46. Bölüm: KÂBUS VE GERÇEK

16.5K 1.1K 1.6K
                                    


Öyle telaşla geldim ki...

Bu hafta türlü şeylerle uğraşan bir Melek konuşuyor şu an. Bölümü atacağım için söz vermiştim ve bir gün gecikti... İnsanın kendi harici bakması gereken bir bebeği olunca ufak da olsa aksaklıklar olabiliyor maalesef🥹

Şimdi bölümü size fırlatıp uyumaya geçiyorum akcbsşndsşnf
Yazım yanlışlarım olursa şimdiden kusura bakmayın. Pek kontrol edemedim🥲

Bu bölümde sizden beklentim 1000 yorum. Hadi bakalım.

Göz simgemiz 👉🏻👁️

Keyifle okuyun💙

🩸


Hissettiği heyecan sinsi bir yılan misali damarlarında kıvrılıyor, o ise; bu heyecanın dıştan anlaşılmaması için kendini bastırmayı başarıyordu. Yazacağı eseri için parmaklarının karıncalandığını hissediyordu. Karıncalanmış parmaklarını, önündeki beyaz örtü serili masaya vurarak etrafı inceledi. Tuttuğu mekan tam da tahmin ettiği gibi pek dolu değildi.

Bulunduğu mekanda canlı müzik platformu vardı. Bazı çiftler müziğe eşlik ediyor, bazıları hiçbir şey yapmıyor, bazılarıysa alkış tutarak ortama ayak uyduruyorlardı. Canlı müziğin sesini dinleyerek anın tadını çıkarmak isteyenlerin yanı sıra partneriyle romantik bir dansa dahil olanlar da vardı.

Gold detaylarıyla dekore edilmiş mekanda cam kenarına rezerve ettiği masalardan birinde oturuyordu. Yemek servisi yapılmıştı. Şu an masadaki tek eksik bu geceki eseriydi. Bu anı düşünmek çok uzun sürmemişti. Onunla daha önce de konuşuyordu. Ama duydukları onun av olmasına yetmişti.

Zihnini sakinleştirmek adına derin bir nefes aldı. Gözlerini bir müddet yumup açtı. Kana aç zihnine bir anlığına durgunluk çökse de bununla baş edebilirdi. Zaten az kalmıştı.

Sona gelmişti.

Artık son harfi için bundan sonra harekete geçmeliydi.

Oyun oynuyordu. Zekasını kullanmak hoşuna gidiyordu. Bir oyun yaratmıştı ve bu oyun son bulacaktı.

Hem de sonsuza kadar.

Bu geceden sonra yarın sabah için acele etmesi gerekiyordu. Teyzesini özlemişti...

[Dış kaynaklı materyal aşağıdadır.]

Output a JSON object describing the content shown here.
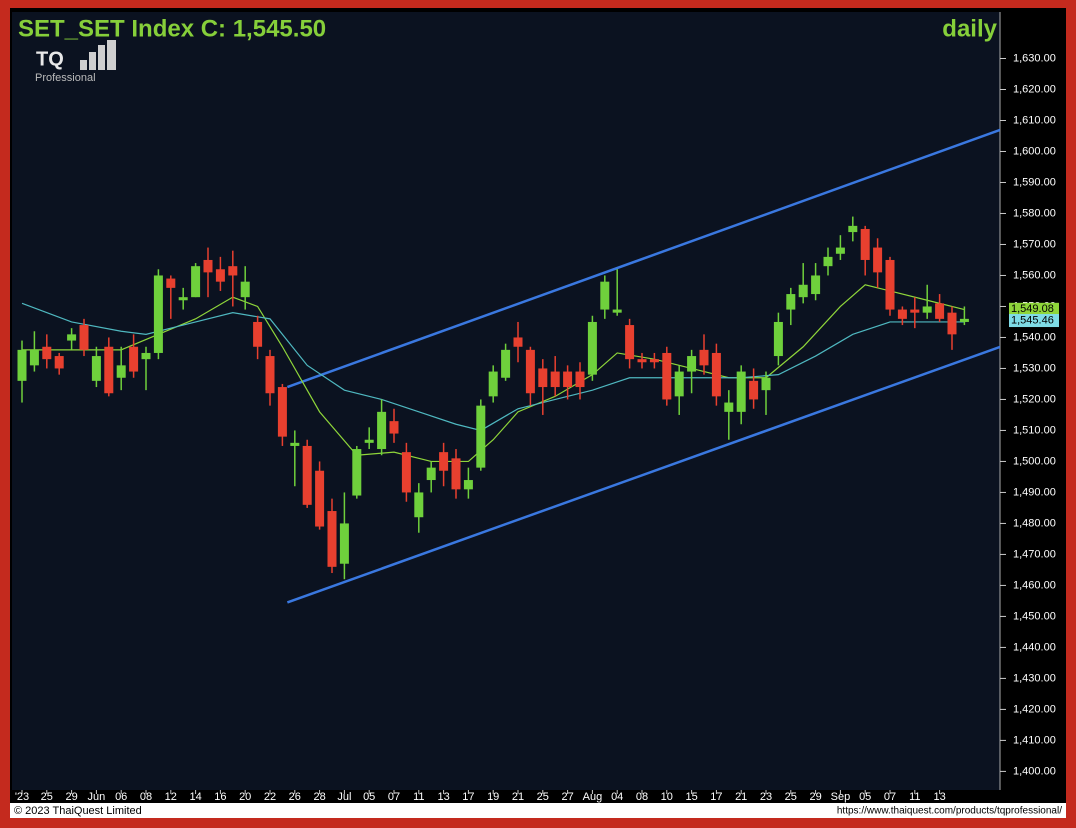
{
  "chart_data": {
    "type": "candlestick",
    "title": "SET_SET Index C: 1,545.50",
    "period": "daily",
    "logo": {
      "text": "TQ",
      "subtitle": "Professional"
    },
    "footer": {
      "left": "© 2023 ThaiQuest Limited",
      "right": "https://www.thaiquest.com/products/tqprofessional/"
    },
    "categories": [
      "'23",
      null,
      "25",
      null,
      "29",
      null,
      "Jun",
      null,
      "06",
      null,
      "08",
      null,
      "12",
      null,
      "14",
      null,
      "16",
      null,
      "20",
      null,
      "22",
      null,
      "26",
      null,
      "28",
      null,
      "Jul",
      null,
      "05",
      null,
      "07",
      null,
      "11",
      null,
      "13",
      null,
      "17",
      null,
      "19",
      null,
      "21",
      null,
      "25",
      null,
      "27",
      null,
      "Aug",
      null,
      "04",
      null,
      "08",
      null,
      "10",
      null,
      "15",
      null,
      "17",
      null,
      "21",
      null,
      "23",
      null,
      "25",
      null,
      "29",
      null,
      "Sep",
      null,
      "05",
      null,
      "07",
      null,
      "11",
      null,
      "13",
      null,
      null
    ],
    "open": [
      1526,
      1531,
      1537,
      1534,
      1539,
      1544,
      1526,
      1537,
      1527,
      1537,
      1533,
      1535,
      1559,
      1552,
      1553,
      1565,
      1562,
      1563,
      1553,
      1545,
      1534,
      1524,
      1505,
      1505,
      1497,
      1484,
      1467,
      1489,
      1506,
      1504,
      1513,
      1503,
      1482,
      1494,
      1503,
      1501,
      1491,
      1498,
      1521,
      1527,
      1540,
      1536,
      1530,
      1529,
      1529,
      1529,
      1528,
      1549,
      1548,
      1544,
      1533,
      1533,
      1535,
      1521,
      1529,
      1536,
      1535,
      1516,
      1516,
      1526,
      1523,
      1534,
      1549,
      1553,
      1554,
      1563,
      1567,
      1574,
      1575,
      1569,
      1565,
      1549,
      1549,
      1548,
      1551,
      1548,
      1545
    ],
    "high": [
      1539,
      1542,
      1541,
      1535,
      1543,
      1546,
      1537,
      1540,
      1537,
      1541,
      1537,
      1562,
      1560,
      1556,
      1564,
      1569,
      1566,
      1568,
      1563,
      1547,
      1536,
      1525,
      1510,
      1507,
      1500,
      1488,
      1490,
      1505,
      1511,
      1520,
      1517,
      1506,
      1493,
      1500,
      1506,
      1504,
      1498,
      1520,
      1531,
      1538,
      1545,
      1537,
      1533,
      1534,
      1531,
      1532,
      1547,
      1560,
      1562,
      1546,
      1535,
      1535,
      1537,
      1531,
      1536,
      1541,
      1538,
      1523,
      1531,
      1530,
      1529,
      1548,
      1556,
      1564,
      1564,
      1569,
      1573,
      1579,
      1576,
      1572,
      1566,
      1550,
      1553,
      1557,
      1554,
      1550,
      1550
    ],
    "low": [
      1519,
      1529,
      1530,
      1528,
      1536,
      1534,
      1524,
      1521,
      1523,
      1527,
      1523,
      1533,
      1546,
      1549,
      1553,
      1553,
      1555,
      1550,
      1549,
      1533,
      1518,
      1505,
      1492,
      1485,
      1478,
      1464,
      1462,
      1488,
      1504,
      1502,
      1506,
      1487,
      1477,
      1490,
      1492,
      1488,
      1488,
      1497,
      1519,
      1526,
      1532,
      1518,
      1515,
      1521,
      1520,
      1520,
      1526,
      1546,
      1547,
      1530,
      1530,
      1530,
      1518,
      1515,
      1522,
      1528,
      1518,
      1507,
      1512,
      1517,
      1515,
      1531,
      1544,
      1551,
      1552,
      1560,
      1565,
      1571,
      1560,
      1556,
      1547,
      1544,
      1543,
      1546,
      1545,
      1536,
      1544
    ],
    "close": [
      1536,
      1536,
      1533,
      1530,
      1541,
      1536,
      1534,
      1522,
      1531,
      1529,
      1535,
      1560,
      1556,
      1553,
      1563,
      1561,
      1558,
      1560,
      1558,
      1537,
      1522,
      1508,
      1506,
      1486,
      1479,
      1466,
      1480,
      1504,
      1507,
      1516,
      1509,
      1490,
      1490,
      1498,
      1497,
      1491,
      1494,
      1518,
      1529,
      1536,
      1537,
      1522,
      1524,
      1524,
      1524,
      1524,
      1545,
      1558,
      1549,
      1533,
      1532,
      1532,
      1520,
      1529,
      1534,
      1531,
      1521,
      1519,
      1529,
      1520,
      1527,
      1545,
      1554,
      1557,
      1560,
      1566,
      1569,
      1576,
      1565,
      1561,
      1549,
      1546,
      1548,
      1550,
      1546,
      1541,
      1546
    ],
    "up_color": "#6fd03c",
    "down_color": "#e8402f",
    "overlays": [
      {
        "color": "#8fd63a",
        "x": [
          0,
          4,
          8,
          11,
          14,
          17,
          19,
          21,
          24,
          27,
          30,
          33,
          36,
          38,
          40,
          43,
          46,
          48,
          51,
          54,
          57,
          60,
          63,
          66,
          68,
          70,
          73,
          76
        ],
        "values": [
          1536,
          1536,
          1536,
          1541,
          1546,
          1553,
          1550,
          1537,
          1516,
          1502,
          1503,
          1500,
          1500,
          1507,
          1516,
          1521,
          1528,
          1535,
          1533,
          1530,
          1527,
          1527,
          1537,
          1550,
          1557,
          1555,
          1552,
          1549
        ]
      },
      {
        "color": "#4fb8c0",
        "x": [
          0,
          4,
          8,
          10,
          13,
          17,
          20,
          23,
          26,
          29,
          32,
          35,
          37,
          40,
          43,
          46,
          49,
          52,
          55,
          58,
          61,
          64,
          67,
          70,
          73,
          76
        ],
        "values": [
          1551,
          1545,
          1542,
          1541,
          1544,
          1548,
          1546,
          1531,
          1523,
          1520,
          1516,
          1512,
          1510,
          1517,
          1520,
          1523,
          1527,
          1527,
          1527,
          1527,
          1528,
          1534,
          1541,
          1545,
          1545,
          1545
        ]
      }
    ],
    "trendlines": [
      {
        "color": "#3a78e0",
        "x": [
          21.4,
          78.9
        ],
        "values": [
          1524,
          1607
        ]
      },
      {
        "color": "#3a78e0",
        "x": [
          21.4,
          78.9
        ],
        "values": [
          1454.5,
          1537
        ]
      }
    ],
    "last_labels": [
      {
        "value": 1549.08,
        "label": "1,549.08",
        "color": "#8fd63a"
      },
      {
        "value": 1545.46,
        "label": "1,545.46",
        "color": "#7fdce6"
      }
    ],
    "ylim": [
      1394,
      1645
    ],
    "yticks": [
      {
        "value": 1400,
        "label": "1,400.00"
      },
      {
        "value": 1410,
        "label": "1,410.00"
      },
      {
        "value": 1420,
        "label": "1,420.00"
      },
      {
        "value": 1430,
        "label": "1,430.00"
      },
      {
        "value": 1440,
        "label": "1,440.00"
      },
      {
        "value": 1450,
        "label": "1,450.00"
      },
      {
        "value": 1460,
        "label": "1,460.00"
      },
      {
        "value": 1470,
        "label": "1,470.00"
      },
      {
        "value": 1480,
        "label": "1,480.00"
      },
      {
        "value": 1490,
        "label": "1,490.00"
      },
      {
        "value": 1500,
        "label": "1,500.00"
      },
      {
        "value": 1510,
        "label": "1,510.00"
      },
      {
        "value": 1520,
        "label": "1,520.00"
      },
      {
        "value": 1530,
        "label": "1,530.00"
      },
      {
        "value": 1540,
        "label": "1,540.00"
      },
      {
        "value": 1550,
        "label": "1,550.00"
      },
      {
        "value": 1560,
        "label": "1,560.00"
      },
      {
        "value": 1570,
        "label": "1,570.00"
      },
      {
        "value": 1580,
        "label": "1,580.00"
      },
      {
        "value": 1590,
        "label": "1,590.00"
      },
      {
        "value": 1600,
        "label": "1,600.00"
      },
      {
        "value": 1610,
        "label": "1,610.00"
      },
      {
        "value": 1620,
        "label": "1,620.00"
      },
      {
        "value": 1630,
        "label": "1,630.00"
      }
    ]
  }
}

Hem orada yapması gereken bir oyun daha vardı. Dedektif'i şaşırtmayı seviyordu. Onun çıldırması zekasına olan aşkını daha da arttırıyordu. Kendini seviyordu.

Açık kahverengi saçlarını eliyle yana doğru düzeltti. Giydiği siyah ceketin ilikli düğmesini açarak oturduğu yerde daha da rahat etmeye çalıştı. İnce dudaklarındaki belli belirsiz gülümseme, bu gece yapacağı iyiliği düşündüğü içindi.

Ceketinin içine giydiği beyaz gömleğin yakalarını düzeltirken avıyla göz göze gelmesiyle omuzlarını dikleştirdi. Dudaklarındaki manidar gülümseme büyüdü ve yavaşça oturduğu sandalyeden kalktı. Göz temasını bozmadan nazikçe elini uzattı.

"Merhaba."

"Merhaba," dedi genç kadın. Kırmızı ruj sürdüğü dudakları yukarı doğru kıvrılmıştı. Heyecanı yüzünden anlaşılıyordu. Etrafa belli etmeden attığı hayran dolu bakışlar, O'nun gözünden kaçmamıştı.

"Geciktim," dedi mahcubiyetle. "Kusura bakmayın."

"Ah, sorun değil."

Karşısındaki kadını baştan aşağı inceledi. Kahverengi dalgalı saçlarını salık bırakmış, tek omuzunda toplayarak boynunu açıkta bırakmıştı. Dizinin biraz üzerinde kalın askılı kare yaka ekru renkte kalem elbisesinin üzerine siyah renkte deri bir ceket gitmişti. Ayağındaki siyah deri botlar dizinde bitiyordu. Yaptığı makyaj yok denecek kadar azdı fakat dudaklarına sürdüğü kırmızı ruj dikkat çekmesi için yeterliydi.